Ser farmacéutico rural implica estar solo la mayoría del tiempo; de vez en cuando entra alguien con sus recetas, se habla de todo un poco. Mientras el farmacéutico comprueba que el paciente-cliente-vecino y a veces amigo se va llevar lo mismo de siempre y hasta comprueba su analítica que él le enseña porque le ve capaz de interpretar los resultados que también le acaba de explicar el médico, pero mejor la opinión de dos profesionales que la de uno solo ¿no?; comprueba que le ha subido el colesterol y que el médico le ha prescrito la simvastatina correspondiente, entonces le explica cómo ha de tomarla y le da un par de consejos. Mete todas las cajitas en una bolsa y se despide. Eso es atención farmacéutica. Luego vuelve a quedarse solo otro ratito.
Ser farmacéutico rural implica estar solo en las guardias, que dependiendo de las zonas, pueden ser de varios días seguidos. Durante este tiempo puede aparecer alguien con alguna receta como mucho tres o ha habido veces incluso que se ha dado el caso de cinco personas en 24 horas. La luz, gas etc.. corre a cargo del autónomo que curiosamente es un sanitario con la obligación de realizar estas guardias ruinosas. Eso es trabajo gratuito.

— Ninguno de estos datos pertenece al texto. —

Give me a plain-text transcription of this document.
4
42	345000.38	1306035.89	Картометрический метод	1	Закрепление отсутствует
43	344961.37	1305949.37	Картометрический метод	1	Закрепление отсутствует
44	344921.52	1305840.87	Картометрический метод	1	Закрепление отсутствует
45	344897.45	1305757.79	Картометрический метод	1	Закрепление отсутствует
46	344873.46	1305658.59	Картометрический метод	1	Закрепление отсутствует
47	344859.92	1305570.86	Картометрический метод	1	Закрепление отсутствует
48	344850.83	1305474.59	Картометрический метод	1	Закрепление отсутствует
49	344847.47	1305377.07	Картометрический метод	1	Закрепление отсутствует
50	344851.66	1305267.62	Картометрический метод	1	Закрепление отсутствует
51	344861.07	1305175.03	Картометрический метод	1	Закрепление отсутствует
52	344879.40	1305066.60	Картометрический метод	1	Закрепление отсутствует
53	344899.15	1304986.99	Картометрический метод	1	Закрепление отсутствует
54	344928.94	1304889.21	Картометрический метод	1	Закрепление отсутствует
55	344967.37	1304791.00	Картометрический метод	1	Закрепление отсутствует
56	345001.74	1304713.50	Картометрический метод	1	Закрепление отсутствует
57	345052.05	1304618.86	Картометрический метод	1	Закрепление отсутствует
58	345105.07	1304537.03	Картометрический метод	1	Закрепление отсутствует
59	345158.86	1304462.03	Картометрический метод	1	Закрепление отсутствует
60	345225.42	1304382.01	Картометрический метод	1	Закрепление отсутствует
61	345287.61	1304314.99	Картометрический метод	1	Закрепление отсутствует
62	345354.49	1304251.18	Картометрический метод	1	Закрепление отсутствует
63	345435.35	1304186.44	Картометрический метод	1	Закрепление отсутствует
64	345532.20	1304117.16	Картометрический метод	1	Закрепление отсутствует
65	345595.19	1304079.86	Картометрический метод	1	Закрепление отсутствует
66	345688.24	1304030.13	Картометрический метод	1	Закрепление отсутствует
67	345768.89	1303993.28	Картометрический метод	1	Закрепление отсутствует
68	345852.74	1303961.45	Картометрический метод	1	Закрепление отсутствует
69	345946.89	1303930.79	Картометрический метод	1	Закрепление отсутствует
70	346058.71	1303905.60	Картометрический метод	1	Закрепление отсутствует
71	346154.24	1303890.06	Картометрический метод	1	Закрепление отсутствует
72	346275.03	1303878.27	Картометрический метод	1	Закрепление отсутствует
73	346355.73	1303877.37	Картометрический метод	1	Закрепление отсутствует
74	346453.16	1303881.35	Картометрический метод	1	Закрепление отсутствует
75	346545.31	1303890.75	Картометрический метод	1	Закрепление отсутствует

Ser farmacéutico rural es estar solo en vacaciones porque a nadie interesa cubrir por unos días las vacaciones de un trabajador, se puede cerrar la farmacia, claro que el pueblo se queda sin servicio farmacéutico, se puede contratar por mas tiempo al alguien para que sea mas atractivo el puesto de trabajo, claro que eso implica que tu derecho a descansar salga bastante caro y a veces imposible de pagar. Nos quedamos sin vacaciones o nos quedamos sin dinero.Eso es un dilema que otros no tienen porque ya tienen empleados todo el año, incluso en prácticas.
Ser farmacéutico rural es estar solo frente a las instituciones: colegios oficiales, consejos, gobiernos autonómicos, ministerios de sanidad y lo mas triste frente a tus propios compañeros de ciudad y no hablemos de los distribuidores, mayoristas, cooperativas etc... para las que lo mismo vale el esfuerzo de una farmacia en el centro de una ciudad, con siete empleados, y una facturación mensual de vértigo que el de una farmacia en un pueblo de 1000 habitantes dispersados, él mismo de jefe y trabajador y una facturación que da para vivir , digamos con dignidad una persona sola. Eso es una injusticia.
A pesar de todo, la farmacia rural debe existir y siempre habrá profesionales dispuestos a trabajar en ellas, porque son la esencia de la profesión, sin ellas nuestra profesión es llanamente solo un negocio.